LOS ANGELES -- Oklahoma City Thunder forward Kevin Durant has heard the chatter about his team's more isolation-heavy offense that revolves around him and teammate Russell Westbrook, and the rap is getting a little tiresome.
"When you have iso players and guys who can score as many points as Russ and me, you've got to live playing some iso ball," Durant said on Monday night following the Thunder's 100-99 victory over the Los Angeles Clippers at Staples Center. "What do you want? Just pass the ball around and around and not be aggressive? If they're looking at me and Russ is open, he gets the ball. But if I've got it, I'm going to work. Iso. It's pick your poison."
On Wednesday night, poison was picked, but this time the lethal dose wasn't Durant working at the nail before launching a step-back jumper. Trailing 95-93 inside of a minute remaining in regulation, the Thunder ran the play shown above coming out of a timeout.

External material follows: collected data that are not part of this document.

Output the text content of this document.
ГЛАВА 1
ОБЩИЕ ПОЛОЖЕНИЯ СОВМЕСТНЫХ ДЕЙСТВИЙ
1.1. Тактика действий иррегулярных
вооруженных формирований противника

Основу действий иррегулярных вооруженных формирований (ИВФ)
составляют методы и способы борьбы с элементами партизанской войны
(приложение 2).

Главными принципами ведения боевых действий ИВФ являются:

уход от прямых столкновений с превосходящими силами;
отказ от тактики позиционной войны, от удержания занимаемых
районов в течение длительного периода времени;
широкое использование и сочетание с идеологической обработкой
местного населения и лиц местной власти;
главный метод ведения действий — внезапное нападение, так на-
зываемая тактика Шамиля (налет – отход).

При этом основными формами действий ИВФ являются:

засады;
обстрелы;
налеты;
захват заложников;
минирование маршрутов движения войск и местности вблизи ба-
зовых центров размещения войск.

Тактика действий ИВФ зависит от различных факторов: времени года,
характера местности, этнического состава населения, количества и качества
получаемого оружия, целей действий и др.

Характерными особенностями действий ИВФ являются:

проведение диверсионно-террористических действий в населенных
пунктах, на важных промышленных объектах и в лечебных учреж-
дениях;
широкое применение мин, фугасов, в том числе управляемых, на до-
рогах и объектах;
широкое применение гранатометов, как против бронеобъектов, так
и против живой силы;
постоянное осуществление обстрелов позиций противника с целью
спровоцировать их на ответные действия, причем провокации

"We ran a play for him in the middle of the floor and we had a weakside flare [screen] for Russell," Thunder coach Billy Donovan said.
Like many of Oklahoma City's sets, it all starts with a pin-down for Durant from center Steven Adams as Westbrook brings the ball up the floor. Durant scampers up from the baseline to catch the pass from Westbrook just to the right of the top of the key.
From here, Durant has a number of options, which includes engaging his defender -- Clippers' defensive stalwart Luc Mbah a Moute -- in one-on-one combat. Isolation basketball might not capture the sports' aesthetic flourish, but Durant has a case. Among players with more than 50 isolation sets this season, Durant leads the league by producing 1.138 points per possession. As a reference point, the Golden State Warriors score 1.133 points per possession.
It follows that Oklahoma City ranks eighth in percentage of possessions that result in an isolation play, but in this instance, Durant and the Thunder don't settle.
"We talked about the play before, during the timeout," Serge Ibaka said. "I told Russell, ‘I'm going to set a back pick for you.' When Kevin gets the ball out there, most teams focus on Kevin, and he got all the attention in this play."
Per Ibaka, he runs from the low post to the top of the floor to offer Westbrook a back pick, or what Donovan referred to as the flare screen. Just as he does, Chris Paul, assigned to Westbrook, moves to trap Durant.
"[Paul] went to Kevin and it was perfect," Ibaka said. "They didn't know the play was for Russell. It makes it easier for me."
Ibaka is being guarded on the play by Blake Griffin, who stays low rather than chase Ibaka to the top of the floor. This means as Westbrook flares along the arc to the left side, Griffin has a pretty long commute to close out -- too far for the Clippers. Durant delivers the ball to Westbrook, who has plenty of room to elevate and drill the 3-pointer to vault the Thunder into the lead with 48 seconds remaining.
"That's our play," Durant said. "We called it out of the timeout -- Coach called that play. We start with an iso at the elbow, and that's my spot. Everybody's watching me. They don't think I'm going to pass the ball. Chris Paul is looking at me the whole time. If they stick on Russ, I go to work."
In Durant's world, a play call shouldn't be judged on its classification, but on its result. And on Wednesday night, the team that, by reputation, doesn't run anything late, ran the Clippers in circles.